As wine importers, he says they prefer talking with the producer and learning about how and where their wine is made rather than making a fuss about whether they label it natural or not.
“There’s not a single framework, each producer works accordingly with the conditions they face,” he says when asked about the sulphites debate.
Many people prefer natural over conventional wine because it is commonly spared the added sulfur as preservative.
Batrakoulis points out that wine marketed as totally free from sulfur can be deceiving as some natural sulphites as formed either way in the wine during fermentation.
“Everything starts from the vineyard. If you’ve got a healthy crop, you don’t need much further […] But if a producer tells me they have used a small amount of sulfur for a specific purpose, within reason I’ll listen to what they have to say.”
“The future is the past”
Connecting to tradition and the local environment of the vineyards are key principles that guided them when they birthed Satyrs wines, the couple says.
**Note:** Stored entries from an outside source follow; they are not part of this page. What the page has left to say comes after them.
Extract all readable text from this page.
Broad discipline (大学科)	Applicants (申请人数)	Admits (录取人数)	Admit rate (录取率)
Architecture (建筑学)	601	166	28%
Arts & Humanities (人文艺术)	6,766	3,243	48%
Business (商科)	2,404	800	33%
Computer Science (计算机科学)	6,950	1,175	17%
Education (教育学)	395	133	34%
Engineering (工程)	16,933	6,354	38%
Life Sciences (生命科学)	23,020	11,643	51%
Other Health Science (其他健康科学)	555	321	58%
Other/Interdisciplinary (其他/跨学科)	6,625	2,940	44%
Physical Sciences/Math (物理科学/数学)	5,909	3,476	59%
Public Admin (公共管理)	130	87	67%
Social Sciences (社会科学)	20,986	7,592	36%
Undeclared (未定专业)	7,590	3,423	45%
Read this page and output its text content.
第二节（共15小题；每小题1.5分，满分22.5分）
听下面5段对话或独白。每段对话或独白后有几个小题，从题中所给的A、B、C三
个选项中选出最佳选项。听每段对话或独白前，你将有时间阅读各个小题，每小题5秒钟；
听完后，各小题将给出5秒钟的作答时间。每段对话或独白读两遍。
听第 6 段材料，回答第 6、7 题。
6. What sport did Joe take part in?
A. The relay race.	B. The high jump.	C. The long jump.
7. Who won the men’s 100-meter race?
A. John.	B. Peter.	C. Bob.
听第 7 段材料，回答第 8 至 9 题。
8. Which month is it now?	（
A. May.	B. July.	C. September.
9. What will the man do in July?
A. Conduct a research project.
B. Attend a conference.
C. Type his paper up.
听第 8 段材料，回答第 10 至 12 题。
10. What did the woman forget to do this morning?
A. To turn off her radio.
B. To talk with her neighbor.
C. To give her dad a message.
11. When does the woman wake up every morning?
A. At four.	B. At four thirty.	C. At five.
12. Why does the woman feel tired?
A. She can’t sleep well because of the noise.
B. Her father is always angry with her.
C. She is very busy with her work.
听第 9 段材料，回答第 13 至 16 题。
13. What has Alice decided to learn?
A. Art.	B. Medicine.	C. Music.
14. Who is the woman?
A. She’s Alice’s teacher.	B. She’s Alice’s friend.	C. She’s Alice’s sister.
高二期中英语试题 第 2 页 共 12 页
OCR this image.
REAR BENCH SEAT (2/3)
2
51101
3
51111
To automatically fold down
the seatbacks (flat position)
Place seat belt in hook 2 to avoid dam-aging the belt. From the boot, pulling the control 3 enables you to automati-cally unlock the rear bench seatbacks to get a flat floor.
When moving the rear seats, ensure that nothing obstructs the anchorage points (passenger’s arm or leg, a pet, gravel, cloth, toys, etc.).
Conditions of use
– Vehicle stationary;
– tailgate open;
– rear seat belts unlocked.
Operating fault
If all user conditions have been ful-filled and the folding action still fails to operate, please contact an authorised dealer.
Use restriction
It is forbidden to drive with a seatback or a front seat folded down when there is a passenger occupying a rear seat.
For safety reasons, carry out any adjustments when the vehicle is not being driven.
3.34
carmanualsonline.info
“There’s a reason why a specific variety is native to say an island in Greece, indigenous varieties tell a story, the story of the place they are born in and the conditions. This is the story of Greek wines we want to tell in Spain,” Pedrals says.
“What’s the point of bringing in [to Spain] an Assyrtiko made in mainland Greece, when it the variety is native to an island?” Batrakoulis adds.
Pending official classifications, a return to tradition seems vague but is a common denominator when talking natural wine.
“The future is the past,” Contin puts it in five words.
“Natural wines are not something new but something that used to be made a long time ago, before industrialisation, when farmers were able to work in respect of what they could find in their terroir without any magical addition to obtain the same wine every time.”
For the Zafirakos family, the latest nod to tradition within their craft was changing the name of their label in a symbolic move.
In May 2022, ‘Ari’s Natural Wine Co’ – a name that they say “started to feel less representative” of what was important to them, became ‘Aristotelis ke Anthoula’ incorporating the full Greek names of Tony’s parents.
“To honour my parents as it [winemaking] was their tradition,” Zafirakos explains.
“Ari’s was never one dude in a garage making wine.
“It has always been the culmination of my parents’ experiences of their respective upbringings in the villages in Greece they both come from, their culture, their values and their experiences bringing all those things with them to Australia and starting a family.”